Troubles anormaux de voisinage : nuisances provenant des élevages

Publié le 12 Juin 2024

Lors d’expertises, nous rencontrons beaucoup de châtelains ou de propriétaires de propriétés rurales, dont la valeur vénale ou locative de leur bien subit un abattement de 10 à 20% pour trouble de voisinage.

L’arrivée des néo-ruraux, et particulièrement depuis la crise du Covid avec le télétravail, est devenue pour les maires de communes rurales une source de conflits avec les exploitants agricoles éleveurs de bovins, porcins, équidés, volaille, … lors des épandages de fumier, de lisier ou tout simplement en raison des émissions sonores et olfactives avec la présence désagréable d’insectes comme les mouches qui attisent l’incompréhension entre rats des champs et rats des villes.

Dans un arrêt (CIV 3ème, 07/12/2023, n° 22-22.137), la Cour en suivant la Cour d'appel d'Amiens a rappelé l’article L 110-1 du code de l’environnement qui dispose que nul de devait causer à autrui un trouble anormal de voisinage.

Cet article concerne la protection des espaces, ressources et milieux naturels. Il n’exonère pas les exploitations agricoles de la responsabilité qu’elles encourent lorsque les nuisances générées par leur activité excèdent, compte tenu de leur récurrence, de leur intensité ou de leur localisation, les inconvénients normaux du voisinage.

Les juges du fonds sont souverains dans l’appréciation de cette anormalité.

La Cour fait une distinction entre ce qui est « normal » et ce qui est « anormal », entre ce qui est d’origine naturelle et ce qui provient des activités humaines.

Ainsi comme le précise l’art. L 110-1 du code de l’environnement, il est reconnu que des sons et des odeurs caractérisent les sites, les paysages diurnes et nocturnes, la qualité de l’air, la qualité de l’eau, les êtres vivants et la biodiversité de notre patrimoine commun de la nation : ils sont d’origine naturelle.
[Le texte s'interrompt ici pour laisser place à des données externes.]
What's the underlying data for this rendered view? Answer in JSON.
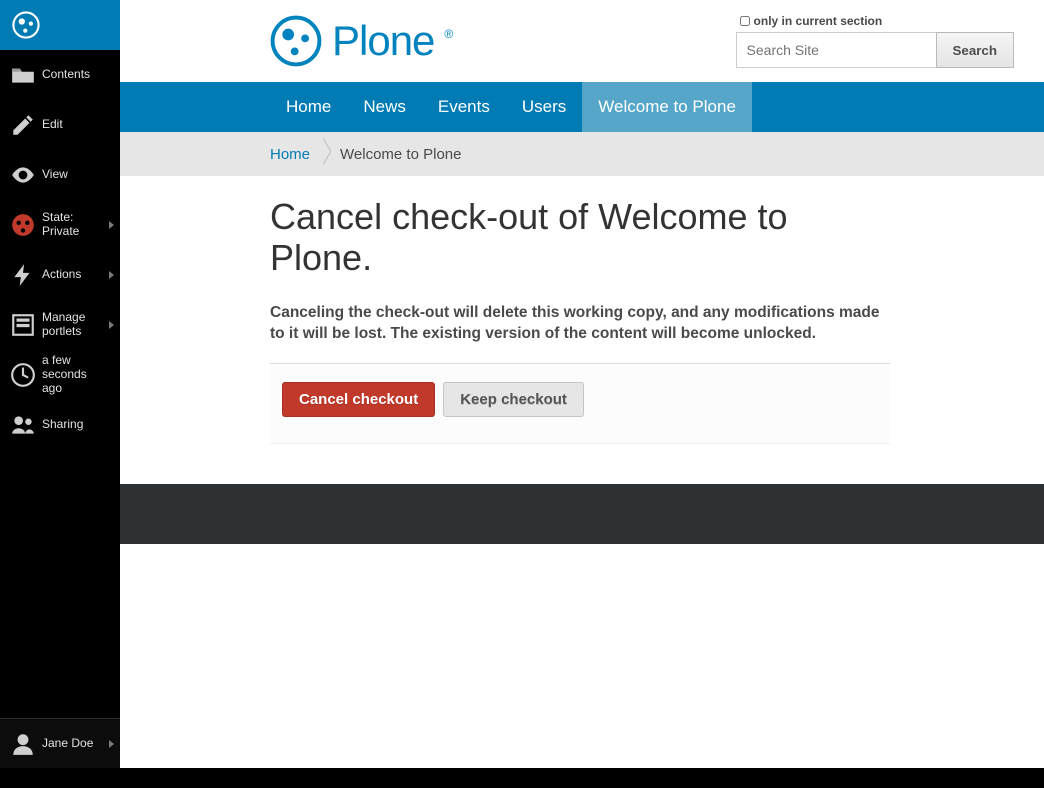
{
  "toolbar": {
    "items": [
      {
        "label": "Contents"
      },
      {
        "label": "Edit"
      },
      {
        "label": "View"
      },
      {
        "label": "State: Private"
      },
      {
        "label": "Actions"
      },
      {
        "label": "Manage portlets"
      },
      {
        "label": "a few seconds ago"
      },
      {
        "label": "Sharing"
      }
    ],
    "user": "Jane Doe"
  },
  "search": {
    "checkbox_label": "only in current section",
    "placeholder": "Search Site",
    "button": "Search"
  },
  "logo_text": "Plone",
  "nav": {
    "items": [
      "Home",
      "News",
      "Events",
      "Users",
      "Welcome to Plone"
    ],
    "active_index": 4
  },
  "breadcrumbs": {
    "home": "Home",
    "current": "Welcome to Plone"
  },
  "page": {
    "title": "Cancel check-out of Welcome to Plone.",
    "lead": "Canceling the check-out will delete this working copy, and any modifications made to it will be lost. The existing version of the content will become unlocked.",
    "cancel_button": "Cancel checkout",
    "keep_button": "Keep checkout"
  }
}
Par contre, il n’en est pas de même pour ce qui provient des activités humaines, comme par exemple, les nuisances olfactives lors des épandages ou provenant des stabulations ou les nuisances sonores provenant des canons effaroucheurs pétaradant de jour comme de nuit à proximité des habitations.

Les commissaires enquêteurs et les maires de communes rurales doivent dialoguer avec les exploitants et les syndicats d’exploitations agricoles pour veiller au respect des règles de bons voisinages lors de la cohabitation entre les ruraux et les urbains et particulièrement les néo-urbains qui s’installent à la campagne.

Les exploitants agricoles, comme les autres professionnels, bénéficient aux termes de l’article L 113-8  CCH d’une immunité pour leurs activités antérieures à la loi n°2021-85 du 29 janvier 2021. Cette immunité est d’ailleurs maintenue, sous certaines conditions, en cas de modifications des conditions d’exploitation.

Retenons que les exploitants agricoles ne peuvent plus, sous peine de sanction pour trouble anormal de voisinage, disposer librement de l’espace rural qui est commun à l’ensemble des habitants des campagnes.

Cet arrêt soulève par ailleurs l’autre question relative à la dévalorisation des châteaux, manoirs, maisons de maître qui sont trop proches d’exploitation agricole d’élevage voire souvent à proximité immédiate lorsque leurs communs sont devenus le lieu de l’exploitation agricole avec des extensions de bâtiments (stabulations libres, poulaillers, panneaux solaires, silos, etc.).